Я до такой степени увлекся и поверил своему открытию, что стал превращать спектакли в экспериментальные опыты. Я не играл, а проделывал на глазах у зрителей театра придуманные мною упражнения. Смущало меня только то, что ни один из окружающих меня артистов или зрителей, по-видимому, не замечал перемены, происшедшей во мне, если не считать нескольких отдельных комплиментов относительно той или иной сценической позы, движения, действия, подмеченных наиболее внимательными и чуткими зрителями.
Новая случайность натолкнула меня еще на одну элементарную истину, которую я глубоко почувствовал, то есть познал. Я понял, что мне потому стало хорошо и приятно на сцене, что, кроме ослабления мышц, мои публичные упражнения приковывали внимание к ощущениям тела, тем самым отвлекали меня от того, что происходило за рампой, в зрительном зале, за черной страшной дырой сценического портала. Отвлекаясь, я переставал бояться публики и минутами забывал о том, что я на сцене. Я заметил, что именно в эти минуты мое самочувствие становилось особенно приятным.
Вскоре я получил подтверждение или объяснение моего наблюдения. На спектакле одной из заезжих в Москву знаменитостей, внимательно следя за гастролером, я актерским чувством учуял в нем знакомое мне сценическое самочувствие: освобождение мышц в связи с большой общей сосредоточенностью. Я за него ощущал, что все его внимание по ту, а не по эту сторону рампы, что он занят тем, что происходит на сцене, а не в зрительном зале, и что именно это, сконцентрированное на одной точке внимание заставило меня заинтересоваться его жизнью на сцене, потянуться к нему, чтобы узнать, что там его так сильно занимало. В этот момент я понял, что чем больше актер хочет забавлять зрителя, тем больше зритель сидит барином, откинувшись назад, и ждет, чтобы его услаждали, не пытаясь даже принять участие в происходящем творчестве. Но лишь только актер перестает считаться с толпой в зале, как она начинает тянуться к нему, особенно если он заинтересован на сцене чем-то важным и для нее самой.

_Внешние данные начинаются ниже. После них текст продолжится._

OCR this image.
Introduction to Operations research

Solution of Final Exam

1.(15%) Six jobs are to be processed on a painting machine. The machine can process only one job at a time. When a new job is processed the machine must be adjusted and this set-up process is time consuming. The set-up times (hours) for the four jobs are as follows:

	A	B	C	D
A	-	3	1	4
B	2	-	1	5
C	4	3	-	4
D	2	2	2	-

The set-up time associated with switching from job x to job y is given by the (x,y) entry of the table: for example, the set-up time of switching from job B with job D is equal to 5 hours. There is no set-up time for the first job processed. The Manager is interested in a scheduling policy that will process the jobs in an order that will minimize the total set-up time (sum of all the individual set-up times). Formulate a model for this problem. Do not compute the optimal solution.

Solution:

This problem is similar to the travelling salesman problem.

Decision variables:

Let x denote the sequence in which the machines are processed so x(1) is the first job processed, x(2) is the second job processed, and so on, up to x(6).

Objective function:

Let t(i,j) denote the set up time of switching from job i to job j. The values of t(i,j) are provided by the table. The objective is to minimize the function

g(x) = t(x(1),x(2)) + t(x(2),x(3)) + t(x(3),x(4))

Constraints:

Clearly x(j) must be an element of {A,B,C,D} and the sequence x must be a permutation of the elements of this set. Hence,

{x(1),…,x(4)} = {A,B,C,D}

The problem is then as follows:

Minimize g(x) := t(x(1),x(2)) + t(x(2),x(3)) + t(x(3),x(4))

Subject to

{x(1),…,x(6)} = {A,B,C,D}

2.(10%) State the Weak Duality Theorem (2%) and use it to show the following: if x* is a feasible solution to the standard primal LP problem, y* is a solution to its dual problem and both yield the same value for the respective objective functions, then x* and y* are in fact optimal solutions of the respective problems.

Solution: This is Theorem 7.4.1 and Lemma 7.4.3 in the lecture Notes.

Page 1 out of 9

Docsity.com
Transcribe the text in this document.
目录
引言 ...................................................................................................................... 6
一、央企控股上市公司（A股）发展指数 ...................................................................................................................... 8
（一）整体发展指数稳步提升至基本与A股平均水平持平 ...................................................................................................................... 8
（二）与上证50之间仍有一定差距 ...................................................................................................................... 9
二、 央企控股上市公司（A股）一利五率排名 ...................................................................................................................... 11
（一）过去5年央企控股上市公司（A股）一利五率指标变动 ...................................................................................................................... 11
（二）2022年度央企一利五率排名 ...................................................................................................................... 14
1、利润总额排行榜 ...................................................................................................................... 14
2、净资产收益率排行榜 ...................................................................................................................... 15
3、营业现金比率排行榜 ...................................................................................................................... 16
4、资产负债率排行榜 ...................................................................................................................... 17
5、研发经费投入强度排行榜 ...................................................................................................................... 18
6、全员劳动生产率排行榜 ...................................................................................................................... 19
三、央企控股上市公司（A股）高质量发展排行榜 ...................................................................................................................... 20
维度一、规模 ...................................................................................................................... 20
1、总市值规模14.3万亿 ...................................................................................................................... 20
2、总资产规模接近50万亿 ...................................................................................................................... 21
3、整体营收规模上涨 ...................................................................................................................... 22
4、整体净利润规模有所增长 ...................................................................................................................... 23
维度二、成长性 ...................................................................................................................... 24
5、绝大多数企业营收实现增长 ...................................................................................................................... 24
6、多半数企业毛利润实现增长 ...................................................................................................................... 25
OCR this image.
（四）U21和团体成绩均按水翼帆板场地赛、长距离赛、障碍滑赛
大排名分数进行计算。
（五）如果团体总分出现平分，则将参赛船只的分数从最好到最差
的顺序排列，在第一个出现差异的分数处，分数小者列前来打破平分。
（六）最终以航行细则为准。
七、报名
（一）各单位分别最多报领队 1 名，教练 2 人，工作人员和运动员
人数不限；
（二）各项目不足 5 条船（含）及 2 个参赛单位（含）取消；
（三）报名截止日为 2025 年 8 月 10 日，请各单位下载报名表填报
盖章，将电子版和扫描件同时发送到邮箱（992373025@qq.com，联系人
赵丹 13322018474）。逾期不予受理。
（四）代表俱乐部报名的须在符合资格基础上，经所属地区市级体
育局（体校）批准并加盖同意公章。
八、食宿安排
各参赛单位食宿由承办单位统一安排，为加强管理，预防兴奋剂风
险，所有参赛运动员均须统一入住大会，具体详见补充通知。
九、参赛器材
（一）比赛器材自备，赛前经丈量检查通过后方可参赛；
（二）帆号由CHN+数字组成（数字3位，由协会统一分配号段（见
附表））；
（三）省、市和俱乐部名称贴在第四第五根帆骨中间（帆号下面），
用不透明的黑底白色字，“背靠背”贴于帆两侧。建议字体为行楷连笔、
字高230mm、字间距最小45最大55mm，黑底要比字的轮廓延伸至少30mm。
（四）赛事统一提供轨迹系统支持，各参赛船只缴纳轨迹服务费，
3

{378} Продолжая свои дальнейшие наблюдения над собой и другими, я познал (то есть почувствовал), что творчество есть прежде всего — полная сосредоточенность всей духовной и физической природы. Она захватывает не только зрение и слух, но все пять чувств человека. Она захватывает, кроме того, и тело, и мысль, и ум, и волю, и чувство, и память, и воображение. Вся духовная и физическая природа должна быть устремлена при творчестве на то, что происходит в душе изображаемого лица. Эта новая истина проверялась мною на глазах зрителей, перед освещенной рампой, с помощью придуманных мною упражнений. Я систематически развивал свое внимание. Не буду, однако, касаться здесь вопроса о приемах такой работы. Надеюсь посвятить этому целые главы моей будущей книги.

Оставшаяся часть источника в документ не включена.